Deliberate deprivation of assets
There is a rule preventing people from simply giving away their wealth to secure funding from the local authority.
Deliberately reducing the amount of assets, to include money, property and income, so that an individual does not have to contribute towards their care, is referred to as deliberate deprivation of assets and is unlawful.
Where assets were given away with the intention of avoiding paying for care, the local authority can take action to recover them. This could happen even if the assets were transferred years before someone goes into care, as there is no time limit for deliberate deprivation of assets.
Safeguarding assets from care home fees
It is possible to protect your assets from being used to pay your spouse or partner’s care home fees however.
You can use your Will to plan for the future. By leaving your spouse or partner a life interest in your assets, to include in your property and income, you can ensure that they are provided for during their lifetime. By putting the assets in trust, the local authority will not be able to include them in their financial assessment and your spouse or partner will have the benefit of them for as long as they need.

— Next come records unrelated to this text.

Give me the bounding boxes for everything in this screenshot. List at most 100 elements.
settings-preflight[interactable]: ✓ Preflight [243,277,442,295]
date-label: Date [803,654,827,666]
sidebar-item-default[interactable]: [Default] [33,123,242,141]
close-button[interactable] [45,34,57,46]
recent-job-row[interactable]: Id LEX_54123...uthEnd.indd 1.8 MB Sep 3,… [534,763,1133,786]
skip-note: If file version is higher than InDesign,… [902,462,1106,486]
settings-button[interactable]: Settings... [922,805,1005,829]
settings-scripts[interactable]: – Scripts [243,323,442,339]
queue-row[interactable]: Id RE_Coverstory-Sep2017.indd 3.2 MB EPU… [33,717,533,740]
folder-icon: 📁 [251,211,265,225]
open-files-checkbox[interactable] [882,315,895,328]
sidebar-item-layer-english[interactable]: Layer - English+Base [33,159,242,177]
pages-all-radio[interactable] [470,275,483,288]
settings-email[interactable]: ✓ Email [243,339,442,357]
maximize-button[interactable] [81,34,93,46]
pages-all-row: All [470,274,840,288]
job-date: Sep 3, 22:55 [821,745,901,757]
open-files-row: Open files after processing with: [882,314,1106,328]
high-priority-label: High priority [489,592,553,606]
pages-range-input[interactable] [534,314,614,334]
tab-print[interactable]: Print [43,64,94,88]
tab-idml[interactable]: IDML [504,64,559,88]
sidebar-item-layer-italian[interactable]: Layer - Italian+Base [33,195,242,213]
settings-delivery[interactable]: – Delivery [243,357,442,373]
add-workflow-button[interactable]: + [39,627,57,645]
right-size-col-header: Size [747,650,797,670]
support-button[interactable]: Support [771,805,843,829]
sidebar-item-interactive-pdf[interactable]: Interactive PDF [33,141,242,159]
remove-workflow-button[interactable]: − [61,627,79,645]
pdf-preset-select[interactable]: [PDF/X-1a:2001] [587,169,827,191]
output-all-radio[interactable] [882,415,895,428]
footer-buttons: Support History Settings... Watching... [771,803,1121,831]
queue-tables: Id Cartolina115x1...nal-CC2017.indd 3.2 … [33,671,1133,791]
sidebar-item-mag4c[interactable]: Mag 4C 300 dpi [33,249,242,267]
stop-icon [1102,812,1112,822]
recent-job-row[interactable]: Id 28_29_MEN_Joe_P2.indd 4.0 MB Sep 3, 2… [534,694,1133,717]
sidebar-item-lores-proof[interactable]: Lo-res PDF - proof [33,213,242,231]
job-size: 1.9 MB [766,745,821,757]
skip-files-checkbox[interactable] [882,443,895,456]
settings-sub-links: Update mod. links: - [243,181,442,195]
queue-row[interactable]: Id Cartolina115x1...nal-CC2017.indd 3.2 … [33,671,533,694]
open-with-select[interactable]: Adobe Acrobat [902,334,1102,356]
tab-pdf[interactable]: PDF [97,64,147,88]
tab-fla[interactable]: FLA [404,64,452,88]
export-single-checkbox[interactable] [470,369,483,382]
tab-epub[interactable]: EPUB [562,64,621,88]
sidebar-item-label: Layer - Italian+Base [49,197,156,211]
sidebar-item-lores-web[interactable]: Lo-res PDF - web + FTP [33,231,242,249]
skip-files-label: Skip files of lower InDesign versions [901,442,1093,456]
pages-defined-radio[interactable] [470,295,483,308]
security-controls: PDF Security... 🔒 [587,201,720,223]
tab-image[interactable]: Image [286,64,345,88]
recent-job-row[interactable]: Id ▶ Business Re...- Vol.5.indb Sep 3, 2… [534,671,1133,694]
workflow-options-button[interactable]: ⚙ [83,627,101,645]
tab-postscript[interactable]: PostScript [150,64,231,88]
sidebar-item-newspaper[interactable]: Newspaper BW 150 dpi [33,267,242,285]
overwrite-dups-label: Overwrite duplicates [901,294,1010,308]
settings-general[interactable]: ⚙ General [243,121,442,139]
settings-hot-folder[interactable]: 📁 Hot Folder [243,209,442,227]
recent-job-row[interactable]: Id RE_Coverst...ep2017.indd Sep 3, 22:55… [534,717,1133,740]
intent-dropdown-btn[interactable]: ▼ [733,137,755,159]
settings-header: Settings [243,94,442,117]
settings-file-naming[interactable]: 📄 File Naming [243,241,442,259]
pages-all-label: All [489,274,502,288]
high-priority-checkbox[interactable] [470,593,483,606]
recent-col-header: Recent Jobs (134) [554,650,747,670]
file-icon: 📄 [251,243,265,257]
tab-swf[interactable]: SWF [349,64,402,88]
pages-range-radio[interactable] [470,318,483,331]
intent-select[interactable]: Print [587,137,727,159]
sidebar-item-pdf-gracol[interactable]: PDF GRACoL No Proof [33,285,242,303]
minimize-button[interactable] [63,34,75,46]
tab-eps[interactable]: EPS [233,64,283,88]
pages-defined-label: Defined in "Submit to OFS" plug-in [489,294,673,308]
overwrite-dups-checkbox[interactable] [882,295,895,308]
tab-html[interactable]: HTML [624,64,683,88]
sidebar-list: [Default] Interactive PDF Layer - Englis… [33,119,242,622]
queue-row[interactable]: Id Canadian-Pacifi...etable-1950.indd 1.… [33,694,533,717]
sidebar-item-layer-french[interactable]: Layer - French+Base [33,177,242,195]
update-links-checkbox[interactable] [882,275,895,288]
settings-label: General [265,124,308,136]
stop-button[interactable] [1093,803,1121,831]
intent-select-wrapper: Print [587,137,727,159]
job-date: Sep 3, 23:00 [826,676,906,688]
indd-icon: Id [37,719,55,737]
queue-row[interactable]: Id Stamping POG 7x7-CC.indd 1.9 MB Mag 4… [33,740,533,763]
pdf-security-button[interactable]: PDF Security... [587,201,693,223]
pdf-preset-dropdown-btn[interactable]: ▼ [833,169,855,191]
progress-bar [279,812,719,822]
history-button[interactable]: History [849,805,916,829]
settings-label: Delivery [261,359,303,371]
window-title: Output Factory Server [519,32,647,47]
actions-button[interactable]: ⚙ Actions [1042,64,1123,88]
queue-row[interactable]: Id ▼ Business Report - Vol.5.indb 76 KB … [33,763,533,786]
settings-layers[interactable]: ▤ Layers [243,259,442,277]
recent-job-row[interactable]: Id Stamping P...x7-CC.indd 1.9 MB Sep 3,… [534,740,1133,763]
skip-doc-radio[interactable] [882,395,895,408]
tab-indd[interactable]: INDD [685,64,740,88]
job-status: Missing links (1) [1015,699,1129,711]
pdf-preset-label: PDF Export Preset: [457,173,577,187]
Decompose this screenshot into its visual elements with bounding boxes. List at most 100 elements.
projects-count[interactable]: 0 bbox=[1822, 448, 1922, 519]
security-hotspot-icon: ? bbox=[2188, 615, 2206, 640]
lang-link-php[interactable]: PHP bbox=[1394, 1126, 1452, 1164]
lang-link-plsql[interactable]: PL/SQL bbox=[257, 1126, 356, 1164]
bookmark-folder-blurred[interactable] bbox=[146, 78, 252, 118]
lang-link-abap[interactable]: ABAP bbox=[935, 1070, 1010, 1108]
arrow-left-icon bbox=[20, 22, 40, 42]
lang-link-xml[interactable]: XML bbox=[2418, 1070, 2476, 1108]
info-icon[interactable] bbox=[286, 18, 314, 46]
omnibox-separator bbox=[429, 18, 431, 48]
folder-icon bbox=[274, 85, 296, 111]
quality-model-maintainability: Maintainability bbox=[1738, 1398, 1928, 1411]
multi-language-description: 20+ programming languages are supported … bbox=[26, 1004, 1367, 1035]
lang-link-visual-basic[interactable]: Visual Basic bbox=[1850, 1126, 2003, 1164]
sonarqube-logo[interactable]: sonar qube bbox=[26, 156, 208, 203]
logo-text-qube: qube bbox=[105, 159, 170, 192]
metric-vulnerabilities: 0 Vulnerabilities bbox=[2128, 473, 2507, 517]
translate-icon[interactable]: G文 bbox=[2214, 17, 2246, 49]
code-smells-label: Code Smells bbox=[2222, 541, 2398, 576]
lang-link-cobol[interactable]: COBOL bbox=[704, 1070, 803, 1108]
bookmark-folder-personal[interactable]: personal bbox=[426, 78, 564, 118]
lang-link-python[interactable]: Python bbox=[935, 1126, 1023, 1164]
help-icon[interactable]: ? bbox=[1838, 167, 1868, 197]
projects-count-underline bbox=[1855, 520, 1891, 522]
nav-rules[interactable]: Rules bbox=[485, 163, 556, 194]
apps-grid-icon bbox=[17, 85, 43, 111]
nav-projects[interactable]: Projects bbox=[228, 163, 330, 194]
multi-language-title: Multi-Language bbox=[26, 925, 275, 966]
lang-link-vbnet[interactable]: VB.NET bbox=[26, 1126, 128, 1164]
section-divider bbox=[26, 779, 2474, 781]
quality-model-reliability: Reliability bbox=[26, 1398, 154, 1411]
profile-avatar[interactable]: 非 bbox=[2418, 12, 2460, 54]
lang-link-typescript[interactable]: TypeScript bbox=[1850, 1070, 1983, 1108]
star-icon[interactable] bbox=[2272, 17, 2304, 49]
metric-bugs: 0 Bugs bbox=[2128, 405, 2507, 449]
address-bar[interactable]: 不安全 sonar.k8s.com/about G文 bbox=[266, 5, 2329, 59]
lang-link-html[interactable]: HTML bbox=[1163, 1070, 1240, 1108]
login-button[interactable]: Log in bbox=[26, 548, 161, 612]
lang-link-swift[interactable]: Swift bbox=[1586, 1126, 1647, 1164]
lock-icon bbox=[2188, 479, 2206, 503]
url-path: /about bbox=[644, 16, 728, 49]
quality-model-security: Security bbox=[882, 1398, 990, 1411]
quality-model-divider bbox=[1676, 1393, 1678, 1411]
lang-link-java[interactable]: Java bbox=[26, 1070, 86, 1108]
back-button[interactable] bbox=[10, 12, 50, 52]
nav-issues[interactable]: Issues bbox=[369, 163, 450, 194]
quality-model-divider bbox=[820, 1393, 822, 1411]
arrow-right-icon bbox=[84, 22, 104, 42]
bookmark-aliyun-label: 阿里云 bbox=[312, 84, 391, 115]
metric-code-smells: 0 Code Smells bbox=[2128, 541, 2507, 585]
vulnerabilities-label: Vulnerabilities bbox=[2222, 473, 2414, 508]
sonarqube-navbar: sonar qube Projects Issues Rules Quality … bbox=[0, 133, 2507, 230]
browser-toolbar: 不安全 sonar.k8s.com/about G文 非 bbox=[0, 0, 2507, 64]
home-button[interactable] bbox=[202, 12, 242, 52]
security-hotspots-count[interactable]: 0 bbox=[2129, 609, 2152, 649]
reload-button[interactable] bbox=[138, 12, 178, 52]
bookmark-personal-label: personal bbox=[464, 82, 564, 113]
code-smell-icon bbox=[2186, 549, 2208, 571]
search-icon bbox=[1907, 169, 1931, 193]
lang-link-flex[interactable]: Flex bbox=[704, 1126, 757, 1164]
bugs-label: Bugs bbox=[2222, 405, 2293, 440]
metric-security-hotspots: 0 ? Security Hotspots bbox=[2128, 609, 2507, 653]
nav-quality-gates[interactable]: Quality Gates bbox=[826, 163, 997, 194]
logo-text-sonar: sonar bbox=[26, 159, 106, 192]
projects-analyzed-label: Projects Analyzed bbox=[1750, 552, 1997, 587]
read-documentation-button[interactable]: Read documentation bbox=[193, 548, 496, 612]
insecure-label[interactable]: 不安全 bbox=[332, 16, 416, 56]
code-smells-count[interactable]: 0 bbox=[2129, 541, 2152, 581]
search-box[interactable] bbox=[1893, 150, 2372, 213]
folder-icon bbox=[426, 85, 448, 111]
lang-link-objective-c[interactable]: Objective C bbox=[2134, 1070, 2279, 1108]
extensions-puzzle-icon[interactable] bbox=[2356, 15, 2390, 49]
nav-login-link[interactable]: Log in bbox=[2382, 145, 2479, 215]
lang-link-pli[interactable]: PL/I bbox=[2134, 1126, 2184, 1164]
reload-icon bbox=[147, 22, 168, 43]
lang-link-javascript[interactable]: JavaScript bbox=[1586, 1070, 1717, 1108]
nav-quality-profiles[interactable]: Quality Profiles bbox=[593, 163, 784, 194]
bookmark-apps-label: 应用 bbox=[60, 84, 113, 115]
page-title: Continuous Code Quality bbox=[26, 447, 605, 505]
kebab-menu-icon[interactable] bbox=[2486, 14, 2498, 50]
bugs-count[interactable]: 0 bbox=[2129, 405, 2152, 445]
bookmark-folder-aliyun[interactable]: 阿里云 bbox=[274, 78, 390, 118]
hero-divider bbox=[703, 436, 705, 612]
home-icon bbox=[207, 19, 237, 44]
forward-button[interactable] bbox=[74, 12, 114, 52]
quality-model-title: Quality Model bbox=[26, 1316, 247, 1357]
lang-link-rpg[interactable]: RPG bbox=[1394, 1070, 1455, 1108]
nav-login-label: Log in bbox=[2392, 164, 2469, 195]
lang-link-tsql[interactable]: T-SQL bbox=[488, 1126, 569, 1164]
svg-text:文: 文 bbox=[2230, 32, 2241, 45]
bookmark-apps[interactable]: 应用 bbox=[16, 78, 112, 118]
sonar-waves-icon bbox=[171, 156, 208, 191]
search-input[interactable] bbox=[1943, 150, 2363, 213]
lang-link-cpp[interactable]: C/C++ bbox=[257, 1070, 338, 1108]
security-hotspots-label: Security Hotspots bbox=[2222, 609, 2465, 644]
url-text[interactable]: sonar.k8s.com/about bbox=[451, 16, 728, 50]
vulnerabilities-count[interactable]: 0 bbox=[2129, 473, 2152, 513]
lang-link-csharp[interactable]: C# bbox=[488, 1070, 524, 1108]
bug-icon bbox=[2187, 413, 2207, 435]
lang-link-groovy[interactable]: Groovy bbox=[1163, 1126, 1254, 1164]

By setting up a life interest trust in this way, once your spouse or partner leaves your shared home and it is sold, the portion of the property that was yours will pass under the terms of your Will, for example, to your children.
Alternatively, you can leave a property or share in a property directly to your children, but with occupation rights granted to your spouse or partner, meaning they can live there for as long as they wish to.
It is recommended that you speak to an expert to ensure your planning for the future is adequate to protect your loved ones.